Mussel-inspired adhesive and tough hydrogel for drug release based on lignin-containing cellulose nanofiber

Lignin-containing cellulose nanofiber (LCNF)-based hydrogels are promising eco-friendly biomaterials, yet the role of lignin in enhancing their adhesion and mechanics remains to be explored. Herein, quaternized lignin-containing cellulose nanofibers (QALCNFs) with varying lignin contents were synthesized from bagasse using a deep eutectic solvent (DES). The relationship between lignin content and the adhesion and mechanical properties of QALCNF hydrogels was systematically investigated. Results demonstrated that lignin in QALCNFs enhanced the hydrogel's gelation time, adhesion and mechanical properties through the provision of quinone/catechol groups, which undergo reversible free radical transformations. As the lignin content decreased, the nanofiber bundles gradually transitioned into more uniform nanofibers, forming a hydrogel with a hierarchical porous structure, superior adhesion, and mechanical properties.

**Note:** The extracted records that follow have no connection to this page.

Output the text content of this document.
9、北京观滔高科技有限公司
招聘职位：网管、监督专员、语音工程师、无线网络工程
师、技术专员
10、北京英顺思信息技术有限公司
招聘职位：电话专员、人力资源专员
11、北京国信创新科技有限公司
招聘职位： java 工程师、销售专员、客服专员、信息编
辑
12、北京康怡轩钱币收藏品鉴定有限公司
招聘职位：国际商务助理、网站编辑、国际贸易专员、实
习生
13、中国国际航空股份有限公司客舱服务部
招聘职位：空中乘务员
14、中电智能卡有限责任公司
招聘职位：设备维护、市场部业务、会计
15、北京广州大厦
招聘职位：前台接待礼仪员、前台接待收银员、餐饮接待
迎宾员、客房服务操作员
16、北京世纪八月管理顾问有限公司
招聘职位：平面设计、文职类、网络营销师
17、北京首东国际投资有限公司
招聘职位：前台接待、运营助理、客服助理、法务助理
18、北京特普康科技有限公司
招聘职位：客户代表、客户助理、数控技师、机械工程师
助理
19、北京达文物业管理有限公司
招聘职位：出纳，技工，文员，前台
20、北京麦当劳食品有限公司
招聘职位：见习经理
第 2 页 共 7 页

Conversely, insufficient lignin content weakened the hydrogel's performance by reducing the quinone/catechol content and decreasing hydrogel porosity. Consequently, QAMLCNF-H exhibited outstanding toughness (2400 J/m 2 ), adhesion strength (114.6 kPa), and high porosity (∼86 %), along with sustained drug release performance, effective antibacterial properties, and excellent cytocompatibility. This study provides a comprehensive understanding of how lignin content in QALCNFs influences hydrogel adhesion, mechanical properties, and drug release behavior, offering valuable insights for the development of high-performance LCNF-based hydrogel biomaterials.